In light of this culturally profound, yet historically exploited, legacy, the possibility of re-domesticating lost Native American crops is both exciting and deeply fraught. That’s why Mueller says scientists have a responsibility to contend with these ethical questions while lost crop redomestication is still in its infancy.
Some safeguards are already in place. Under the 1990 Native American Graves Protection and Repatriation Act, scientists have a legal and moral commitment not to take any material, including seeds, from burial or other sacred sites. Most ancient North American seeds that archaeologists have recovered are currently held in public museum collections, which have stringent guidelines about DNA testing.
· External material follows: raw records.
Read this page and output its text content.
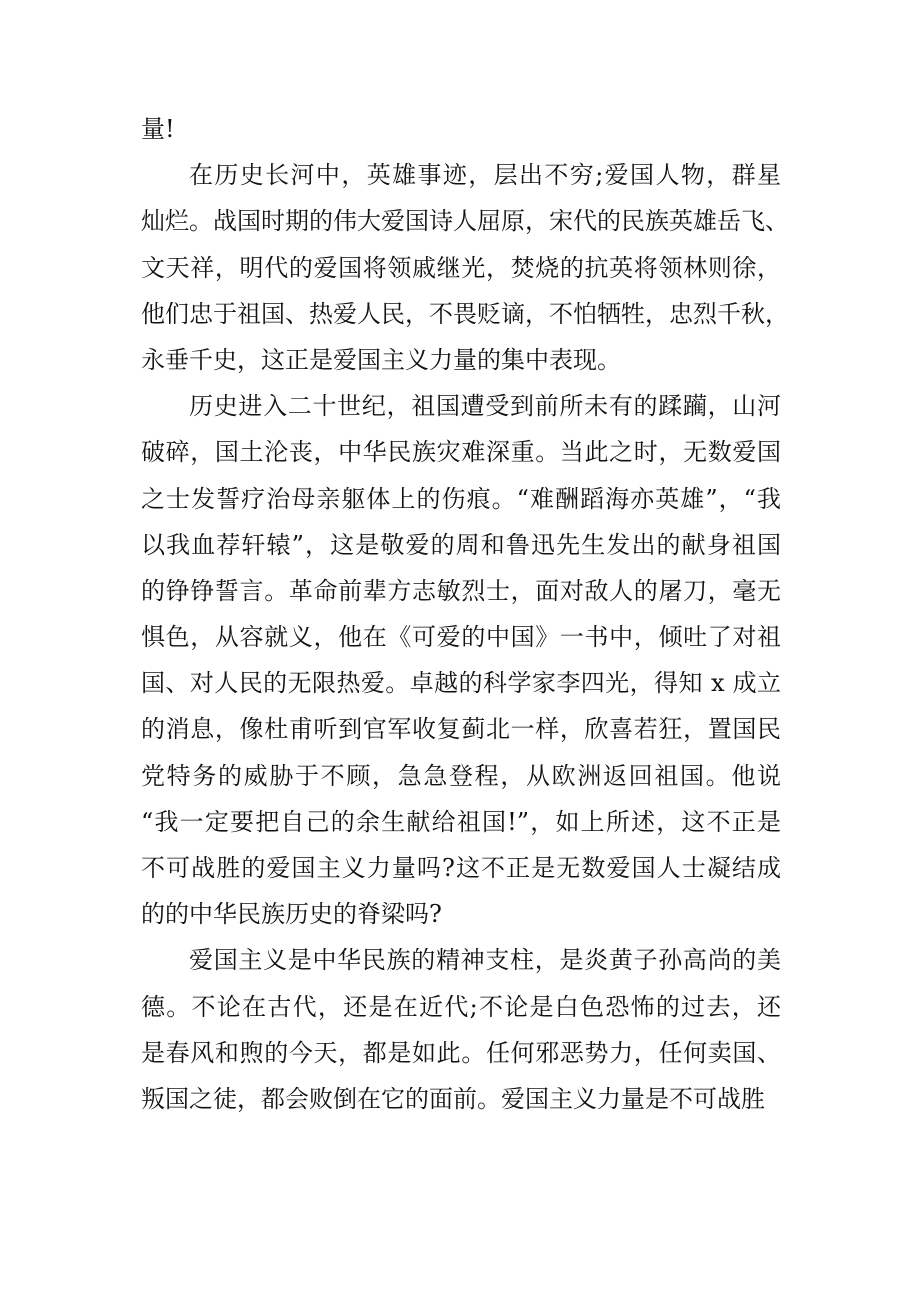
量!
在历史长河中，英雄事迹，层出不穷;爱国人物，群星
灿烂。战国时期的伟大爱国诗人屈原，宋代的民族英雄岳飞、
文天祥，明代的爱国将领戚继光，焚烧的抗英将领林则徐，
他们忠于祖国、热爱人民，不畏贬谪，不怕牺牲，忠烈千秋，
永垂千史，这正是爱国主义力量的集中表现。
历史进入二十世纪，祖国遭受到前所未有的蹂躏，山河
破碎，国土沦丧，中华民族灾难深重。当此之时，无数爱国
之士发誓疗治母亲躯体上的伤痕。“难酬蹈海亦英雄”，“我
以我血荐轩辕”，这是敬爱的周和鲁迅先生发出的献身祖国
的铮铮誓言。革命前辈方志敏烈士，面对敌人的屠刀，毫无
惧色，从容就义，他在《可爱的中国》一书中，倾吐了对祖
国、对人民的无限热爱。卓越的科学家李四光，得知 x 成立
的消息，像杜甫听到官军收复蓟北一样，欣喜若狂，置国民
党特务的威胁于不顾，急急登程，从欧洲返回祖国。他说
“我一定要把自己的余生献给祖国!”，如上所述，这不正是
不可战胜的爱国主义力量吗?这不正是无数爱国人士凝结成
的的中华民族历史的脊梁吗?
爱国主义是中华民族的精神支柱，是炎黄子孙高尚的美
德。不论在古代，还是在近代;不论是白色恐怖的过去，还
是春风和煦的今天，都是如此。任何邪恶势力，任何卖国、
叛国之徒，都会败倒在它的面前。爱国主义力量是不可战胜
Still, Mueller writes, the politics of who manages and accesses archaeological seeds reflect broader global power imbalances.
Horton of Plum Bayou says that as a government servant, her primary obligation is to the public: She sends seeds from her garden to non-profits, educational institutions, and federally recognized tribes—not corporations. Meanwhile, Mueller and Patton have presented their research to tribes and begun to forge connections with Native food-sovereignty activists.
Many Native people have a living relationship to the wild versions of these extinct, domesticated plants. Choctaw farmers Amy and Ian Thompson dedicated their Nan Awaya Heritage Farmstead to reviving traditional foods, including goosefoot. Ian Thompson is currently working on a cookbook that will include a recipe for lambsquarter stew made with hickory nuts and the seeds of wild Chenopodium.
While Mueller urges scientists to forge these connections as soon as possible, the commercialization of North American quinoa is still distant. For now, it is spring. In Plum Bayou, delicate shoots of erect knotweed peek out of the rich black soil. In Omaha, Taylor Keen is planting his garden again. Some years are better than others: In 2018, up to 80 percent of the crop was lost to excess rain. But Keen is animated by the promise of a new season. The first time he saw his corn grow, he marvelled at the plants. “One leaf turned to two, two turned to four,” he says. “It was a beautiful thing.”